“I think that, maybe unlike a lot of other improvisational people, I’m very visually oriented and very interested in presentation.”
from Kent De Spain’s thesis quoting one of the dancers in his study

the philosophy of movement
“I think that, maybe unlike a lot of other improvisational people, I’m very visually oriented and very interested in presentation.”
from Kent De Spain’s thesis quoting one of the dancers in his study
“What you copy and how you copy it shape your reputation as a dancer.” – C. V. Hill.
Training enables the dancer to be fully bodily engaged in a reflex and able to reflect on it simultaneously. In other words, unifying the body/mind, or rather not unifying as that implies a split, but existing as a whole.
In several journal articles that I have read, I sense the white male privilege and how it seeps through, even when the article is written by a well educated female, who hopefully has enough education to get beyond or out from under (pun not intended) the white male privilege.
A movement-deficient understanding of emotion is an impoverished understanding of emotion – Maxine Sheets-Johnstone. pg 214 of The Corporeal Turn
Just as a musician is normally spatially static and yet continually imparts information and aural stimulation to the audience, the dancer has the potential to remain spatially and kinespherically static and impart a continual stream of information and visual stimulation to the audience.

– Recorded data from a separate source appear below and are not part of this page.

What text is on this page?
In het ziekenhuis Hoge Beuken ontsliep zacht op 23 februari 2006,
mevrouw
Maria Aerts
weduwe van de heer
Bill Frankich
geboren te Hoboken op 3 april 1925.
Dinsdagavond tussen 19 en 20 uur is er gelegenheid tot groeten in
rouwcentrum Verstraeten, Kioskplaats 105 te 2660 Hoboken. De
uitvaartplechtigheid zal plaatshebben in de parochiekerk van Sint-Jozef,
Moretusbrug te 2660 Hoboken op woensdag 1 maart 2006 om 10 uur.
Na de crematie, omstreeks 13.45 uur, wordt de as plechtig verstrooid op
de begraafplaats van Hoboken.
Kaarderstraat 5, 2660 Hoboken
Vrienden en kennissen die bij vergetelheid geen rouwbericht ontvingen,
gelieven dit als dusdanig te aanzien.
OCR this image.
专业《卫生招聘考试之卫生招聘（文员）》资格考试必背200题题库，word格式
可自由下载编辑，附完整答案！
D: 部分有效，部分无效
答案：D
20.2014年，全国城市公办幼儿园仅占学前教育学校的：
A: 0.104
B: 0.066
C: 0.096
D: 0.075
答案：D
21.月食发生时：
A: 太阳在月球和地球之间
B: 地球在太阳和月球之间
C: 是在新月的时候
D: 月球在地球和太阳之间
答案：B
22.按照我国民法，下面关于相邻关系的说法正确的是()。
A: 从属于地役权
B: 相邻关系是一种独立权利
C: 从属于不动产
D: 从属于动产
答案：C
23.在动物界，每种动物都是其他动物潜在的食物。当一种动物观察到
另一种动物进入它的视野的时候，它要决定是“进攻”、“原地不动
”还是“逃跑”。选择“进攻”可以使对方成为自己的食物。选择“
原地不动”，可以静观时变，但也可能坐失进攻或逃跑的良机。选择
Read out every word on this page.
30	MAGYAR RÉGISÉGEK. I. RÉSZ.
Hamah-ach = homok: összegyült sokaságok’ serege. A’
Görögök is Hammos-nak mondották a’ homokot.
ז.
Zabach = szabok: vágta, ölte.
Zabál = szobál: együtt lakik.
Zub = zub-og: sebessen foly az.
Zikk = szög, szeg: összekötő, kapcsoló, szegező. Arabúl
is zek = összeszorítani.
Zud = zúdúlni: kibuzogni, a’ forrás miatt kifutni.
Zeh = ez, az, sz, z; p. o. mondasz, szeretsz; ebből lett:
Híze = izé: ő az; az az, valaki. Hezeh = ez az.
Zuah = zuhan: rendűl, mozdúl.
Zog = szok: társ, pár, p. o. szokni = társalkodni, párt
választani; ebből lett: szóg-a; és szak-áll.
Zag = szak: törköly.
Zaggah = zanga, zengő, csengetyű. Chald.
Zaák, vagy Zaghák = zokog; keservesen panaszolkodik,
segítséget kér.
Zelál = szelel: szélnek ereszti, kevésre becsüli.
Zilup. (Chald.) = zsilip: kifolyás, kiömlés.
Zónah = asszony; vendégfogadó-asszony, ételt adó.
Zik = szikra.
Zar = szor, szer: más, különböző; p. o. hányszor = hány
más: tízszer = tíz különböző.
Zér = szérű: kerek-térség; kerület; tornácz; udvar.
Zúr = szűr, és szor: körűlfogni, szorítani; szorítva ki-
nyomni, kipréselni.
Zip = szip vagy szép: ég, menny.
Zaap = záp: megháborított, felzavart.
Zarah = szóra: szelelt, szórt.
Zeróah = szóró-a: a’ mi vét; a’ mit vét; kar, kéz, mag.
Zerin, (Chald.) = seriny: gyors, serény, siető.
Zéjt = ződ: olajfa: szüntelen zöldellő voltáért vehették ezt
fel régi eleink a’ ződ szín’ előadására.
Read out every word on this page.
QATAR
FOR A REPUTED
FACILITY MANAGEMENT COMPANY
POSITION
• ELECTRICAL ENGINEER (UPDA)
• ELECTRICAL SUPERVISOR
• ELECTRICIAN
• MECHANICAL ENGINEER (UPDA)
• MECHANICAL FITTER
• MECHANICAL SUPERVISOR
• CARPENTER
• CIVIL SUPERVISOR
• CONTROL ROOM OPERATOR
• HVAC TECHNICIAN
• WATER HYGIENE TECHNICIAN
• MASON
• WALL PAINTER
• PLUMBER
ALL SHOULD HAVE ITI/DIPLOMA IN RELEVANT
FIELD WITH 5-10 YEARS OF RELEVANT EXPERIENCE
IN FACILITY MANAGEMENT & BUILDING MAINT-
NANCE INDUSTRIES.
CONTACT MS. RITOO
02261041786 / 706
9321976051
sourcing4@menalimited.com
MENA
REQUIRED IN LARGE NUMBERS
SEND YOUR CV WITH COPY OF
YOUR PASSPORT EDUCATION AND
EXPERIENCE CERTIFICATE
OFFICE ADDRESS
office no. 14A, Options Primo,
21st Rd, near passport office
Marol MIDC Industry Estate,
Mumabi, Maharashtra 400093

There is no “i” in choreography.
Improvisation begins with “u”.
Within the scope of theater dance, one finds three principle senses of choreography: the set of embellishments left to the individual artist to select from during an improvisation; choreography as a process of setting movement to then invent original material from during an improvisation; and choreography for its own sake that is brought to a high level of performance.
-a slight rewording of Curtis Carter’s three principle senses of improvisation. From pg.182 of The Journal of Aesthetics and Art Criticism, 2000.